Alzò gli occhi sul chirurgo, sorridendogli felice. John distolse prontamente lo sguardo, perdendosi fuori dalla finestra senza risponderle. Era come trovarsi dentro e fuori il proprio corpo; come se stesse guardando al di là dei vetri il giardino dell'ospedale, ma, contemporaneamente, fosse anche sul ciglio della porta, contemplando quella scenetta patetica in cui lui - idiota - si faceva fregare, ancora. Troppo umano, da sempre, per poter essere completamente privo di interesse verso quelle fragili creature.
Improvvisamente l'immagine dell'incendio gli tornò alla mente, bruciandogli nuovamente l'animo e facendolo gelare all'esterno. Charlotte lo vide, vide quel bagliore sul viso di John e ne rimase perplessa. Non riusciva a leggere nulla in lui, sembrava stanco della vita, una vita che fin da principio l'aveva deluso, ma che lui si ostinava a tenere stretta, anche attraverso quelli che erano i suoi pazienti, come lei.

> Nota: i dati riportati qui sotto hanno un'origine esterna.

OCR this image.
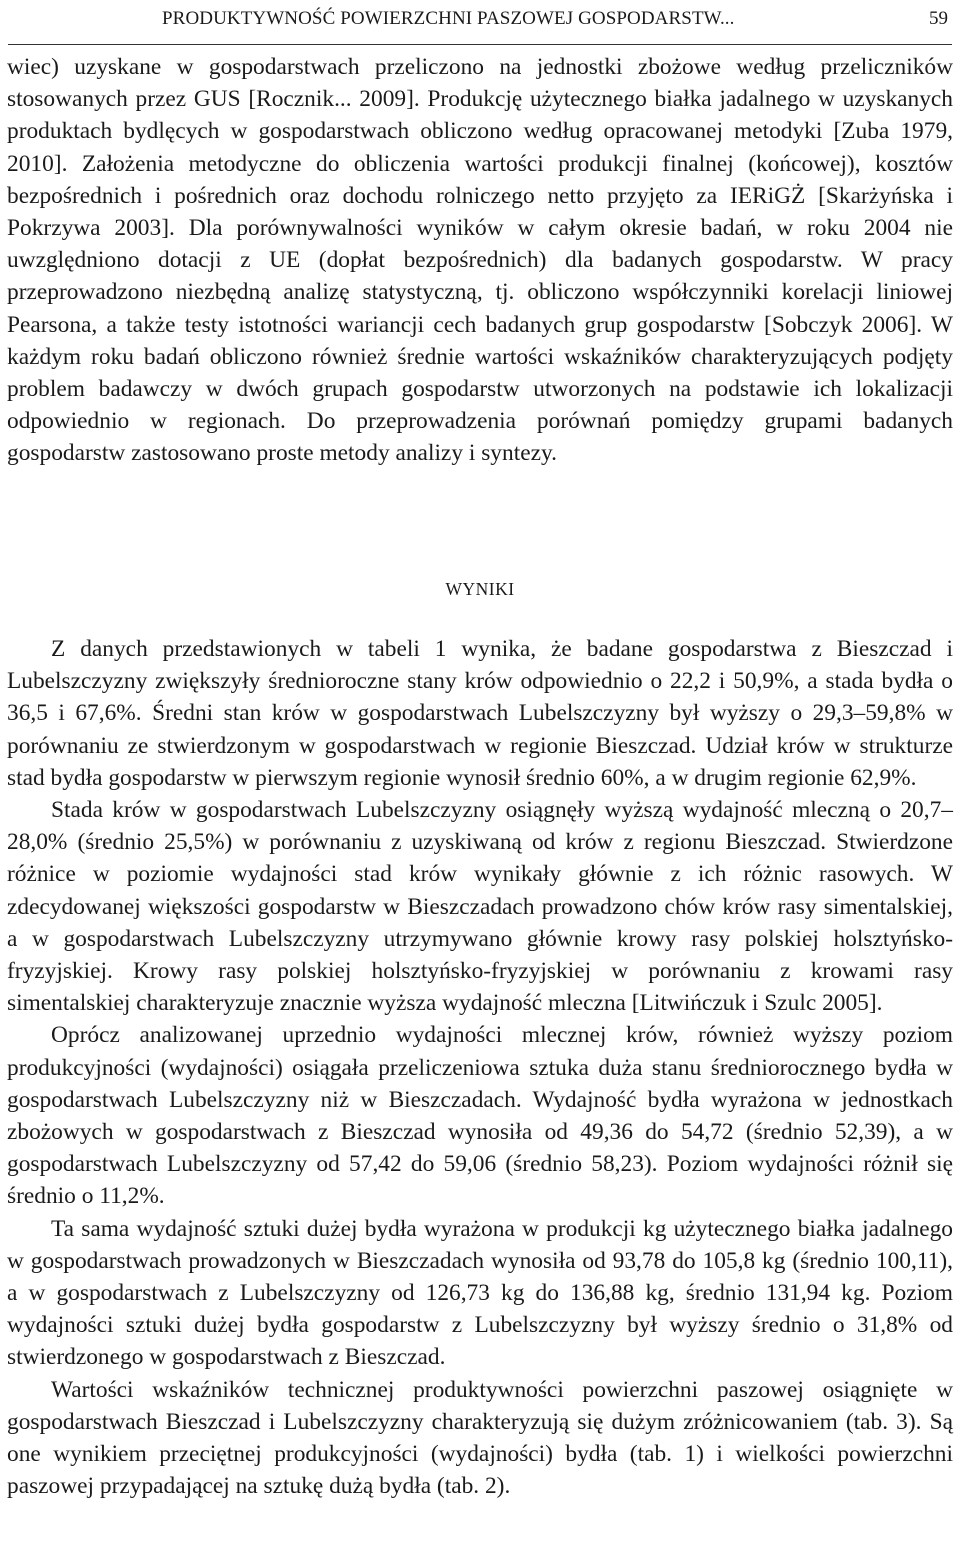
PRODUKTYWNOŚĆ POWIERZCHNI PASZOWEJ GOSPODARSTW...	59

wiec) uzyskane w gospodarstwach przeliczono na jednostki zbożowe według przeliczników stosowanych przez GUS [Rocznik... 2009]. Produkcję użytecznego białka jadalnego w uzyskanych produktach bydlęcych w gospodarstwach obliczono według opracowanej metodyki [Zuba 1979, 2010]. Założenia metodyczne do obliczenia wartości produkcji finalnej (końcowej), kosztów bezpośrednich i pośrednich oraz dochodu rolniczego netto przyjęto za IERiGŻ [Skarżyńska i Pokrzywa 2003]. Dla porównywalności wyników w całym okresie badań, w roku 2004 nie uwzględniono dotacji z UE (dopłat bezpośrednich) dla badanych gospodarstw. W pracy przeprowadzono niezbędną analizę statystyczną, tj. obliczono współczynniki korelacji liniowej Pearsona, a także testy istotności wariancji cech badanych grup gospodarstw [Sobczyk 2006]. W każdym roku badań obliczono również średnie wartości wskaźników charakteryzujących podjęty problem badawczy w dwóch grupach gospodarstw utworzonych na podstawie ich lokalizacji odpowiednio w regionach. Do przeprowadzenia porównań pomiędzy grupami badanych gospodarstw zastosowano proste metody analizy i syntezy.

WYNIKI

Z danych przedstawionych w tabeli 1 wynika, że badane gospodarstwa z Bieszczad i Lubelszczyzny zwiększyły średnioroczne stany krów odpowiednio o 22,2 i 50,9%, a stada bydła o 36,5 i 67,6%. Średni stan krów w gospodarstwach Lubelszczyzny był wyższy o 29,3–59,8% w porównaniu ze stwierdzonym w gospodarstwach w regionie Bieszczad. Udział krów w strukturze stad bydła gospodarstw w pierwszym regionie wynosił średnio 60%, a w drugim regionie 62,9%.

Stada krów w gospodarstwach Lubelszczyzny osiągnęły wyższą wydajność mleczną o 20,7–28,0% (średnio 25,5%) w porównaniu z uzyskiwaną od krów z regionu Bieszczad. Stwierdzone różnice w poziomie wydajności stad krów wynikały głównie z ich różnic rasowych. W zdecydowanej większości gospodarstw w Bieszczadach prowadzono chów krów rasy simentalskiej, a w gospodarstwach Lubelszczyzny utrzymywano głównie krowy rasy polskiej holsztyńsko-fryzyjskiej. Krowy rasy polskiej holsztyńsko-fryzyjskiej w porównaniu z krowami rasy simentalskiej charakteryzuje znacznie wyższa wydajność mleczna [Litwińczuk i Szulc 2005].

Oprócz analizowanej uprzednio wydajności mlecznej krów, również wyższy poziom produkcyjności (wydajności) osiągała przeliczeniowa sztuka duża stanu średniorocznego bydła w gospodarstwach Lubelszczyzny niż w Bieszczadach. Wydajność bydła wyrażona w jednostkach zbożowych w gospodarstwach z Bieszczad wynosiła od 49,36 do 54,72 (średnio 52,39), a w gospodarstwach Lubelszczyzny od 57,42 do 59,06 (średnio 58,23). Poziom wydajności różnił się średnio o 11,2%.

Ta sama wydajność sztuki dużej bydła wyrażona w produkcji kg użytecznego białka jadalnego w gospodarstwach prowadzonych w Bieszczadach wynosiła od 93,78 do 105,8 kg (średnio 100,11), a w gospodarstwach z Lubelszczyzny od 126,73 kg do 136,88 kg, średnio 131,94 kg. Poziom wydajności sztuki dużej bydła gospodarstw z Lubelszczyzny był wyższy średnio o 31,8% od stwierdzonego w gospodarstwach z Bieszczad.

Wartości wskaźników technicznej produktywności powierzchni paszowej osiągnięte w gospodarstwach Bieszczad i Lubelszczyzny charakteryzują się dużym zróżnicowaniem (tab. 3). Są one wynikiem przeciętnej produkcyjności (wydajności) bydła (tab. 1) i wielkości powierzchni paszowej przypadającej na sztukę dużą bydła (tab. 2).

- Senta... Ne vuole metà? -

Accennò.

- Uhm? -

Quella voce lo risvegliò dallo stato di trance in cui era piombato. Si accorse di avere la fronte imperlata da piccole goccioline di sudore.

- No, non mangio. -

Si limitò a rispondere. Lei ridacchiò, una risata simile al frusciare delle foglie. Piacevole.

- Cosa fa, si nutre d'aria? -

John si lasció scappare un mezzo sorriso. No, semplicemente non aveva bisogno di mangiare, non quello che mangiavano loro umani: questo avrebbe voluto dirle, ma non poteva.

- Ho mangiato prima. -
- Ma allora anche lei sorride! -

John tornó improvvisamente serio, accennando ad andarsene.